Most important, as with some of our children, have dispensed with the
stigma some conditions come with, although they are diagnosed eventually are able too manage, go too work, get a job, buy a car have their own place, without befits etc. Though lots of children with invisible disability's are not as fortunate sadly.

IamnotaspoonIamafork Thu 17-Sep-15 21:26:10

Cabawill that's nice to read about your DD! Can I ask what you do about wellies? LO cannot walk in them at all but I struggle to find a waterproof alternative... If you've cracked this one, I would love to know!

Stampingduck Fri 18-Sep-15 07:24:50

I'm not sure I understand what you mean, fasoarent, sorry!
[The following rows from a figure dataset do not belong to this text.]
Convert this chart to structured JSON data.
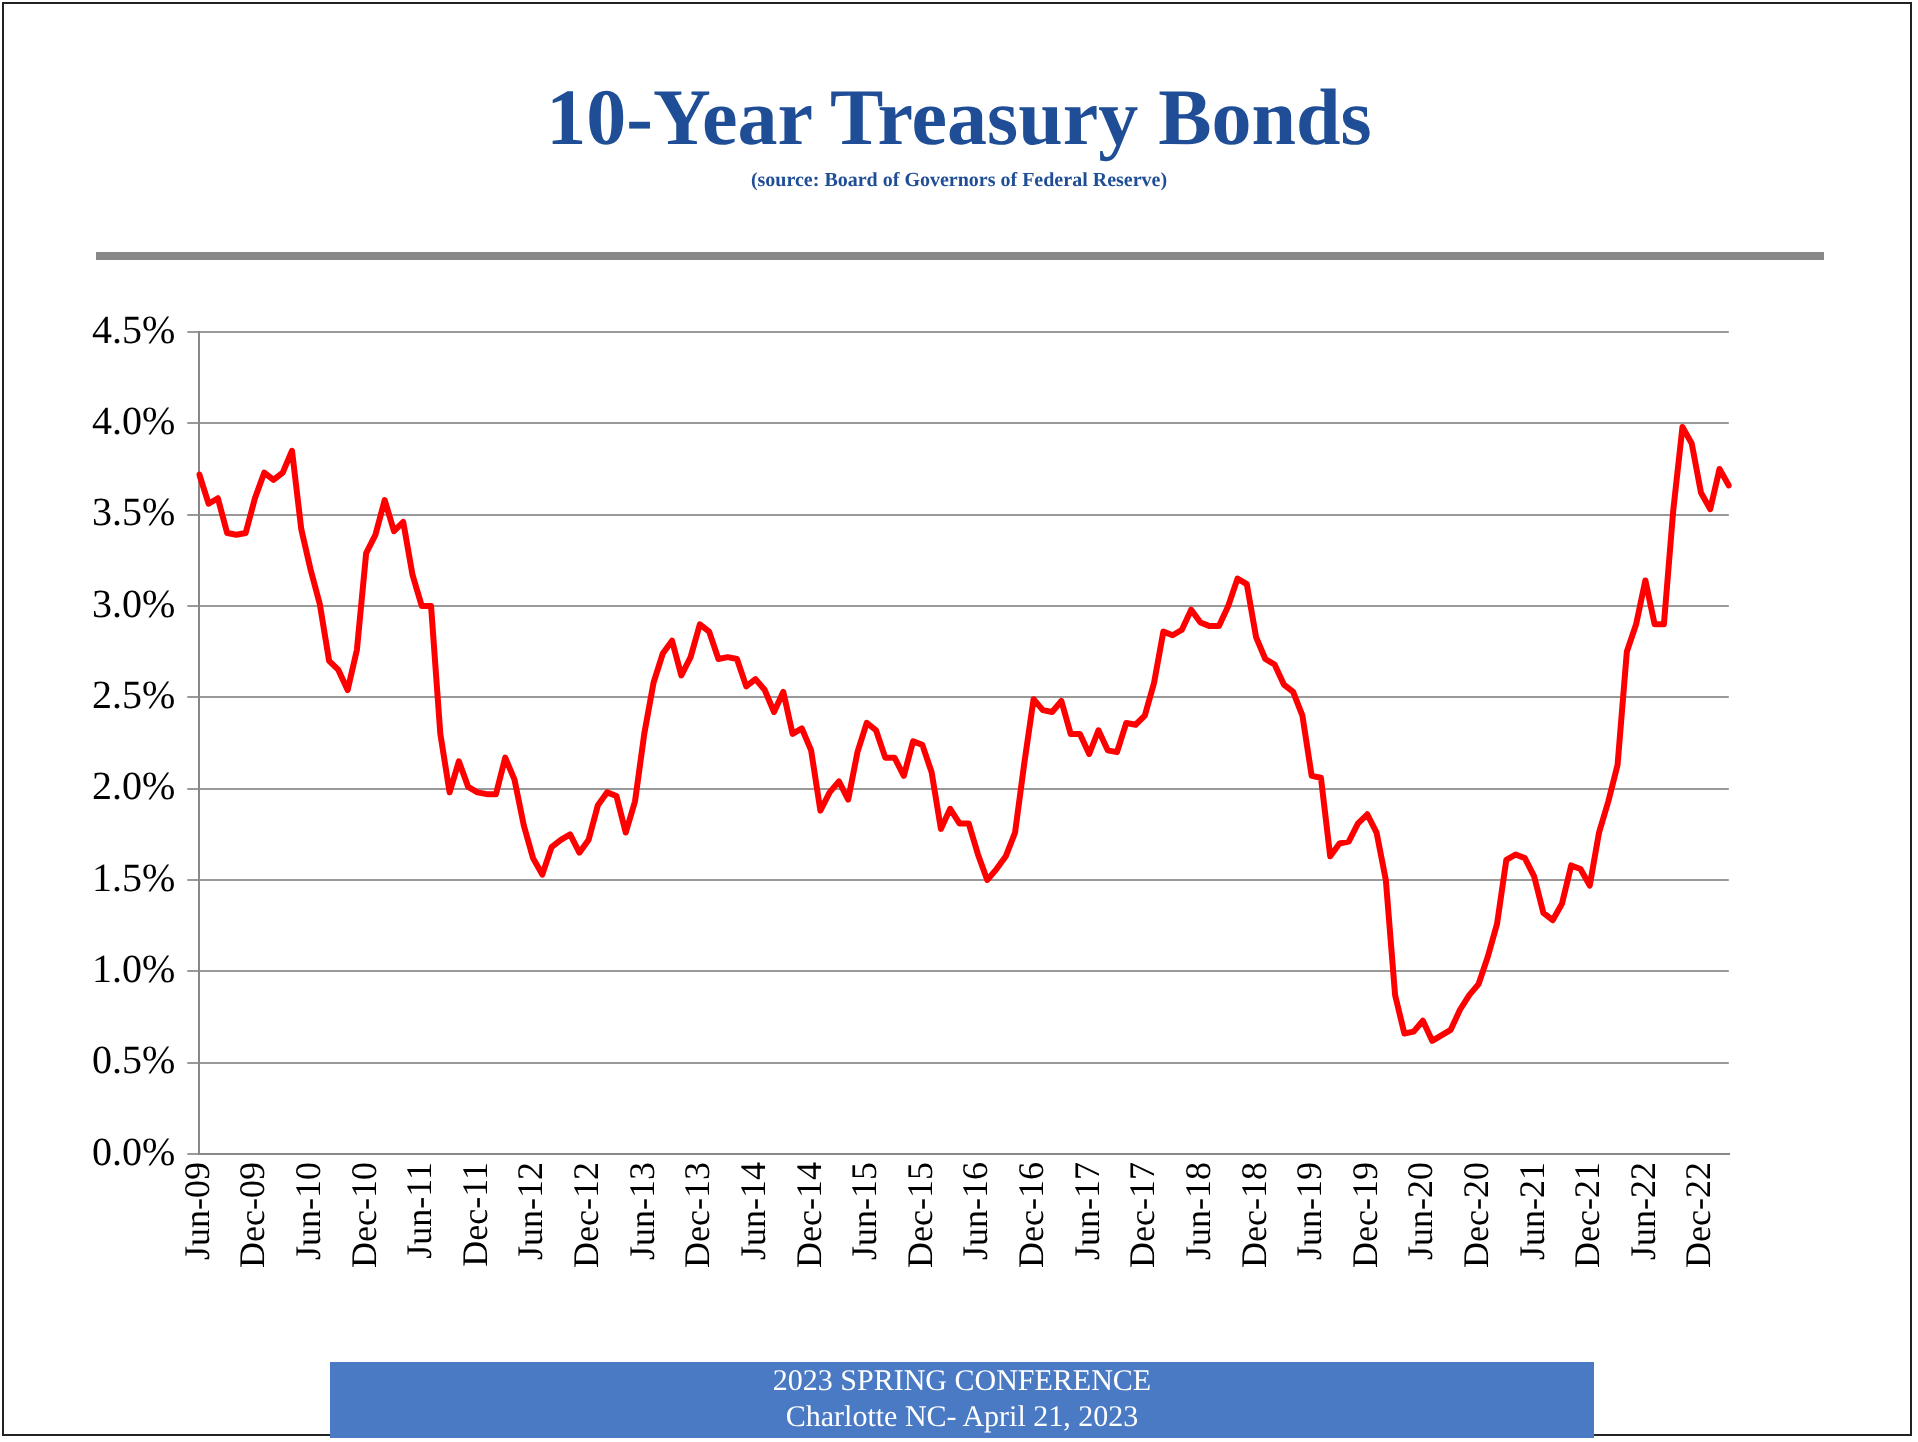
{
  "chart_data": {
    "type": "line",
    "title": "10-Year Treasury Bonds",
    "subtitle": "(source: Board of Governors of Federal Reserve)",
    "annotations": [
      "2023 SPRING CONFERENCE",
      "Charlotte NC- April 21, 2023"
    ],
    "categories": [
      "Jun-09",
      null,
      null,
      null,
      null,
      null,
      "Dec-09",
      null,
      null,
      null,
      null,
      null,
      "Jun-10",
      null,
      null,
      null,
      null,
      null,
      "Dec-10",
      null,
      null,
      null,
      null,
      null,
      "Jun-11",
      null,
      null,
      null,
      null,
      null,
      "Dec-11",
      null,
      null,
      null,
      null,
      null,
      "Jun-12",
      null,
      null,
      null,
      null,
      null,
      "Dec-12",
      null,
      null,
      null,
      null,
      null,
      "Jun-13",
      null,
      null,
      null,
      null,
      null,
      "Dec-13",
      null,
      null,
      null,
      null,
      null,
      "Jun-14",
      null,
      null,
      null,
      null,
      null,
      "Dec-14",
      null,
      null,
      null,
      null,
      null,
      "Jun-15",
      null,
      null,
      null,
      null,
      null,
      "Dec-15",
      null,
      null,
      null,
      null,
      null,
      "Jun-16",
      null,
      null,
      null,
      null,
      null,
      "Dec-16",
      null,
      null,
      null,
      null,
      null,
      "Jun-17",
      null,
      null,
      null,
      null,
      null,
      "Dec-17",
      null,
      null,
      null,
      null,
      null,
      "Jun-18",
      null,
      null,
      null,
      null,
      null,
      "Dec-18",
      null,
      null,
      null,
      null,
      null,
      "Jun-19",
      null,
      null,
      null,
      null,
      null,
      "Dec-19",
      null,
      null,
      null,
      null,
      null,
      "Jun-20",
      null,
      null,
      null,
      null,
      null,
      "Dec-20",
      null,
      null,
      null,
      null,
      null,
      "Jun-21",
      null,
      null,
      null,
      null,
      null,
      "Dec-21",
      null,
      null,
      null,
      null,
      null,
      "Jun-22",
      null,
      null,
      null,
      null,
      null,
      "Dec-22",
      null,
      null,
      null
    ],
    "series": [
      {
        "color": "#ff0000",
        "values": [
          3.72,
          3.56,
          3.59,
          3.4,
          3.39,
          3.4,
          3.59,
          3.73,
          3.69,
          3.73,
          3.85,
          3.42,
          3.2,
          3.01,
          2.7,
          2.65,
          2.54,
          2.76,
          3.29,
          3.39,
          3.58,
          3.41,
          3.46,
          3.17,
          3.0,
          3.0,
          2.3,
          1.98,
          2.15,
          2.01,
          1.98,
          1.97,
          1.97,
          2.17,
          2.05,
          1.8,
          1.62,
          1.53,
          1.68,
          1.72,
          1.75,
          1.65,
          1.72,
          1.91,
          1.98,
          1.96,
          1.76,
          1.93,
          2.3,
          2.58,
          2.74,
          2.81,
          2.62,
          2.72,
          2.9,
          2.86,
          2.71,
          2.72,
          2.71,
          2.56,
          2.6,
          2.54,
          2.42,
          2.53,
          2.3,
          2.33,
          2.21,
          1.88,
          1.98,
          2.04,
          1.94,
          2.2,
          2.36,
          2.32,
          2.17,
          2.17,
          2.07,
          2.26,
          2.24,
          2.09,
          1.78,
          1.89,
          1.81,
          1.81,
          1.64,
          1.5,
          1.56,
          1.63,
          1.76,
          2.14,
          2.49,
          2.43,
          2.42,
          2.48,
          2.3,
          2.3,
          2.19,
          2.32,
          2.21,
          2.2,
          2.36,
          2.35,
          2.4,
          2.58,
          2.86,
          2.84,
          2.87,
          2.98,
          2.91,
          2.89,
          2.89,
          3.0,
          3.15,
          3.12,
          2.83,
          2.71,
          2.68,
          2.57,
          2.53,
          2.4,
          2.07,
          2.06,
          1.63,
          1.7,
          1.71,
          1.81,
          1.86,
          1.76,
          1.5,
          0.87,
          0.66,
          0.67,
          0.73,
          0.62,
          0.65,
          0.68,
          0.79,
          0.87,
          0.93,
          1.08,
          1.26,
          1.61,
          1.64,
          1.62,
          1.52,
          1.32,
          1.28,
          1.37,
          1.58,
          1.56,
          1.47,
          1.76,
          1.93,
          2.13,
          2.75,
          2.9,
          3.14,
          2.9,
          2.9,
          3.52,
          3.98,
          3.89,
          3.62,
          3.53,
          3.75,
          3.66
        ]
      }
    ],
    "ylim": [
      0,
      4.5
    ],
    "yticks": [
      {
        "value": 0,
        "label": "0.0%"
      },
      {
        "value": 0.5,
        "label": "0.5%"
      },
      {
        "value": 1,
        "label": "1.0%"
      },
      {
        "value": 1.5,
        "label": "1.5%"
      },
      {
        "value": 2,
        "label": "2.0%"
      },
      {
        "value": 2.5,
        "label": "2.5%"
      },
      {
        "value": 3,
        "label": "3.0%"
      },
      {
        "value": 3.5,
        "label": "3.5%"
      },
      {
        "value": 4,
        "label": "4.0%"
      },
      {
        "value": 4.5,
        "label": "4.5%"
      }
    ],
    "grid": "y",
    "legend": false,
    "marker": "none",
    "line_style": "solid"
  }
}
I just meant I wish my dd had more support in place but sadly the professionals says she is too able for most interventions, despite needing them in my opinion.

fasparent Fri 18-Sep-15 10:01:42

Agree with you stampingduck, Most parents know their children best, should not have too fight constantly for help and support, my kids with visible disability's mostly get support they need but not always, still have too fight, others with none visible issues/problems is a continual fight too access help and support.
Vital window of opportunity is age 0 too 7 hence the need, there is a urgent need, too address support of all children leaving care, in the way of a statutory support plan until age 18. rather than by voluntary application.
Funds such as Pupil premium + £1900 pa (£200m a year) should moved into LA NHS control too facilitate a Aftercare Health care plan for all such children.
See (google) Gareth Marr Adoption Train, or Adoption social too see some projects of a similar nature by other LA's which are working.
Can join in strength in numbers will advocate change in time.